TriNetX generated Kaplan-Meier survival curves and Cox proportional hazards models to compare AMD incidence between groups, providing time-to-event analysis while maintaining data privacy across institutions.
What we found
Across this large, multi-institutional dataset, patients who received prostacyclin analogues had a significantly lower risk of developing AMD over time compared with those who did not receive the drugs. This association remained consistent even after adjusting for other health factors. In short, people taking prostacyclin analogues for lung disease seemed to be less likely to develop age-related macular degeneration, an unexpected but biologically plausible finding.
Why it matters
The results suggest that prostacyclin signaling may have protective effects beyond the lungs, potentially helping to preserve the retina’s microvascular and immune balance. If confirmed, this could represent a novel systemic approach to AMD prevention, repurposing an existing, well-studied drug class. At present, no medication prevents or slows early AMD. A therapy that targets inflammation and microvascular health before irreversible retinal damage occurs could fill a major unmet need.
Strengths and limitations
The major strength of this approach is its real-world scale. TriNetX includes millions of patients from diverse backgrounds, enabling statistically powerful analyses that single-center studies cannot match. The platform also allows long-term, longitudinal tracking of health outcomes, treatment patterns, and disease trajectories.
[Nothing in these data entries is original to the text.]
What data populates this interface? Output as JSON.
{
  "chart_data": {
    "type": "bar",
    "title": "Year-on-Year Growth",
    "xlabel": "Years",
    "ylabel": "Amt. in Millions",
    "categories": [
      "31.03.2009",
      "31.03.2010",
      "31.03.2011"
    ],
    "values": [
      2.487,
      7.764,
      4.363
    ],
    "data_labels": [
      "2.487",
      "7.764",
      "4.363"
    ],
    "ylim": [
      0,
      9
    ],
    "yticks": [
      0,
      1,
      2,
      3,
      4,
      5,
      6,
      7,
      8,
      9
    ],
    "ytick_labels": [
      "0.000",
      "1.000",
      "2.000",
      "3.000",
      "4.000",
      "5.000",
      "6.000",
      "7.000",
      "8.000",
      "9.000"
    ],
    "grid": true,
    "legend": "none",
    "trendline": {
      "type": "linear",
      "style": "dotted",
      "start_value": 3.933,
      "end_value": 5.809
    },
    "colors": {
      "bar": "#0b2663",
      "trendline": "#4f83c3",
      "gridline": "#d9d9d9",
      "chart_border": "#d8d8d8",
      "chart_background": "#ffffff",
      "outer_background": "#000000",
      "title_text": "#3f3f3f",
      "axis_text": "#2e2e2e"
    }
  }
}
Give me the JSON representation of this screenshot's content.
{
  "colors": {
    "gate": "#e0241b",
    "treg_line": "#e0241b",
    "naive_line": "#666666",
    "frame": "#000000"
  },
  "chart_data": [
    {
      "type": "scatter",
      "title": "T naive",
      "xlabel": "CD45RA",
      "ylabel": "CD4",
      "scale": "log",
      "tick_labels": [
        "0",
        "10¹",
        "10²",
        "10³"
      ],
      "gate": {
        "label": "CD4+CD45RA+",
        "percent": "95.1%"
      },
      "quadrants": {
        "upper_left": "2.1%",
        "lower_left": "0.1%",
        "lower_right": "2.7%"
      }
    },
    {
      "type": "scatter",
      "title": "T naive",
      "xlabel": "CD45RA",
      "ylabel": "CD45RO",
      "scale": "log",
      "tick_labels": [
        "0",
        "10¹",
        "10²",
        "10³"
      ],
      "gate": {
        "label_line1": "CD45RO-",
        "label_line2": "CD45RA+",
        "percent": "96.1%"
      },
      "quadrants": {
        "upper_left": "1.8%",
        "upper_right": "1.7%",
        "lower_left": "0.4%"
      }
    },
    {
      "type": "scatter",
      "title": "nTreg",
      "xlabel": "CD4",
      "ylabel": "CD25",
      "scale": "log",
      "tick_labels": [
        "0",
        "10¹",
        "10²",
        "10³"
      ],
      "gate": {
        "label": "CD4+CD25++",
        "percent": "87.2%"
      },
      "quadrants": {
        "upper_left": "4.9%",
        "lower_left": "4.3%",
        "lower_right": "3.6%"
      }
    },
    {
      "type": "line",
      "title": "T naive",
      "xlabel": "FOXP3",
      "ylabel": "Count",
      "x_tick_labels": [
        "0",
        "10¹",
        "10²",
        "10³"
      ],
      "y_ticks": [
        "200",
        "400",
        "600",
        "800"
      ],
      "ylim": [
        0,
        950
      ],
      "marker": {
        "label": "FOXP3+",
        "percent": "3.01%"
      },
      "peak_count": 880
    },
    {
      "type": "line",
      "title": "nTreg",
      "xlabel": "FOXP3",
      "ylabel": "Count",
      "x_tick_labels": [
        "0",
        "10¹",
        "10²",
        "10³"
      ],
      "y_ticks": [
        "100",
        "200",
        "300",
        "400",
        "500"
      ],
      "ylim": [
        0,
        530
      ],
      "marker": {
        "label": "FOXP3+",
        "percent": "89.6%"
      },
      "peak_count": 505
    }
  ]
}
However, real-world data come with limitations. Medical records may be incomplete or inconsistent, and diagnostic codes may not capture disease severity or subtle clinical details. While propensity score matching reduces bias, residual confounding may persist, since factors like lifestyle, nutrition, or genetics are not always recorded. Observational studies can reveal associations but cannot prove direct causation.
The next steps
These findings open new avenues for research. Laboratory studies could explore how prostacyclin analogues affect retinal cells, blood flow, and oxidative stress. Imaging-based observational studies might examine whether PCA users show fewer early signs of AMD on optical coherence tomography (OCT). Ultimately, prospective clinical trials would be needed to determine whether prostacyclin therapy can truly slow or prevent disease progression.
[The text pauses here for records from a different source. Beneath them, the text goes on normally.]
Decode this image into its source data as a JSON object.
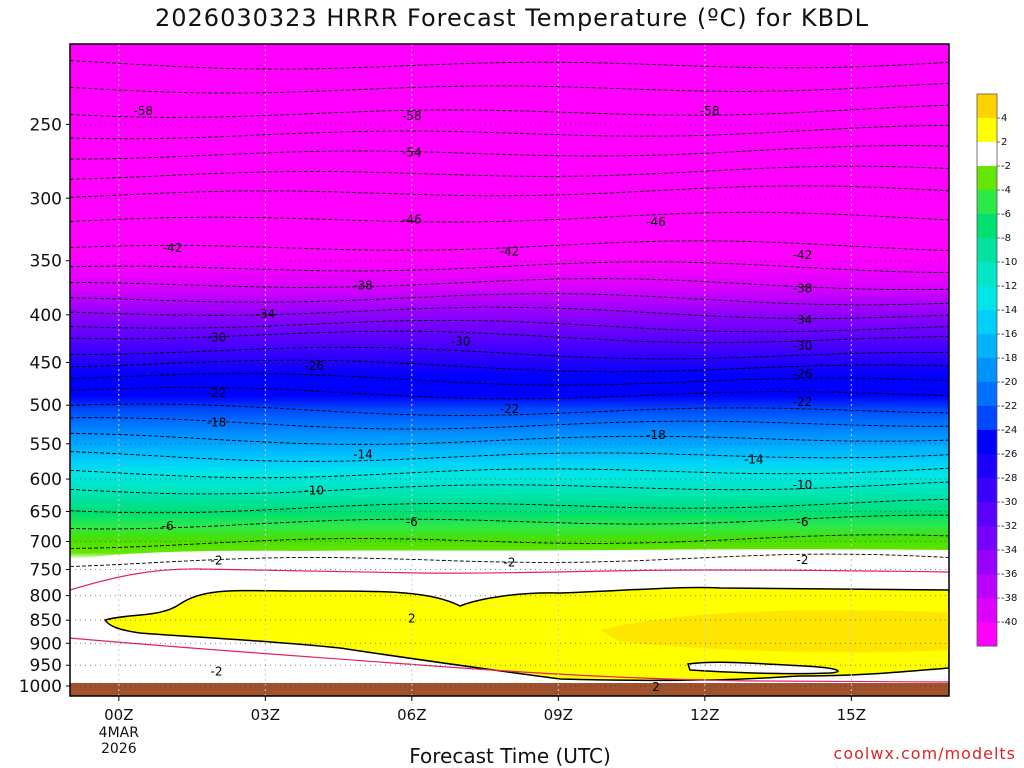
{
  "chart_data": {
    "type": "heatmap",
    "title": "2026030323 HRRR Forecast Temperature (ºC) for KBDL",
    "xlabel": "Forecast Time (UTC)",
    "ylabel": "",
    "x_ticks": [
      "00Z",
      "03Z",
      "06Z",
      "09Z",
      "12Z",
      "15Z"
    ],
    "x_date_label": [
      "4MAR",
      "2026"
    ],
    "x_range_hours": [
      -1,
      17
    ],
    "y_scale": "log",
    "y_range_hpa": [
      1025,
      205
    ],
    "y_ticks": [
      250,
      300,
      350,
      400,
      450,
      500,
      550,
      600,
      650,
      700,
      750,
      800,
      850,
      900,
      950,
      1000
    ],
    "colorbar_ticks": [
      4,
      2,
      -2,
      -4,
      -6,
      -8,
      -10,
      -12,
      -14,
      -16,
      -18,
      -20,
      -22,
      -24,
      -26,
      -28,
      -30,
      -32,
      -34,
      -36,
      -38,
      -40
    ],
    "contour_labels": [
      {
        "value": "-58",
        "x": 0.5,
        "p": 242
      },
      {
        "value": "-58",
        "x": 6,
        "p": 245
      },
      {
        "value": "-58",
        "x": 12.1,
        "p": 242
      },
      {
        "value": "-54",
        "x": 6,
        "p": 268
      },
      {
        "value": "-46",
        "x": 6,
        "p": 316
      },
      {
        "value": "-46",
        "x": 11,
        "p": 318
      },
      {
        "value": "-42",
        "x": 1.1,
        "p": 339
      },
      {
        "value": "-42",
        "x": 8,
        "p": 342
      },
      {
        "value": "-42",
        "x": 14,
        "p": 345
      },
      {
        "value": "-38",
        "x": 5,
        "p": 372
      },
      {
        "value": "-38",
        "x": 14,
        "p": 375
      },
      {
        "value": "-34",
        "x": 3,
        "p": 399
      },
      {
        "value": "-34",
        "x": 14,
        "p": 405
      },
      {
        "value": "-30",
        "x": 2,
        "p": 423
      },
      {
        "value": "-30",
        "x": 7,
        "p": 427
      },
      {
        "value": "-30",
        "x": 14,
        "p": 432
      },
      {
        "value": "-26",
        "x": 4,
        "p": 454
      },
      {
        "value": "-26",
        "x": 14,
        "p": 463
      },
      {
        "value": "-22",
        "x": 2,
        "p": 485
      },
      {
        "value": "-22",
        "x": 8,
        "p": 505
      },
      {
        "value": "-22",
        "x": 14,
        "p": 496
      },
      {
        "value": "-18",
        "x": 2,
        "p": 522
      },
      {
        "value": "-18",
        "x": 11,
        "p": 538
      },
      {
        "value": "-14",
        "x": 5,
        "p": 565
      },
      {
        "value": "-14",
        "x": 13,
        "p": 572
      },
      {
        "value": "-10",
        "x": 4,
        "p": 617
      },
      {
        "value": "-10",
        "x": 14,
        "p": 609
      },
      {
        "value": "-6",
        "x": 1,
        "p": 674
      },
      {
        "value": "-6",
        "x": 6,
        "p": 667
      },
      {
        "value": "-6",
        "x": 14,
        "p": 667
      },
      {
        "value": "-2",
        "x": 2,
        "p": 734
      },
      {
        "value": "-2",
        "x": 8,
        "p": 737
      },
      {
        "value": "-2",
        "x": 14,
        "p": 733
      },
      {
        "value": "2",
        "x": 6,
        "p": 847
      },
      {
        "value": "-2",
        "x": 2,
        "p": 965
      },
      {
        "value": "2",
        "x": 11,
        "p": 1003
      }
    ],
    "colors": {
      "magenta": "#ff00ff",
      "yellow": "#ffff00",
      "orange_yellow": "#ffdd00",
      "white": "#ffffff",
      "ground": "#a0522d",
      "freezing_line": "#e0206c"
    },
    "colorbar_colors": [
      "#ffd200",
      "#ffff00",
      "#ffffff",
      "#64e600",
      "#2ee84a",
      "#00e070",
      "#00e29e",
      "#00e6c6",
      "#00e6e6",
      "#00cffa",
      "#00b2ff",
      "#0092ff",
      "#0070ff",
      "#0048ff",
      "#0000ff",
      "#1c00ff",
      "#3c00ff",
      "#5a00ff",
      "#7800ff",
      "#9800ff",
      "#bb00ff",
      "#dd00ff",
      "#ff00ff"
    ]
  },
  "credit": "coolwx.com/modelts"
}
Beyond the specific results, this study showcases how large-scale health data platforms like TriNetX can accelerate discovery. By bridging fields as vascular biology, pulmonary medicine, and ophthalmology, researchers can uncover connections that might otherwise go unnoticed.
Conclusion
A drug developed to treat lung disease may also hold promise for protecting vision. By analyzing global, real-world data, our study found that prostacyclin analogue therapy was linked to a lower risk of developing age-related macular degeneration.
While more research is needed to confirm and explain this relationship, the findings highlight an exciting possibility: that existing vascular-protective drugs could be repurposed to safeguard the aging eye. They also illustrate how data-driven research can reveal unexpected links across disciplines, offering fresh hope for preventing vision loss in the world’s aging population.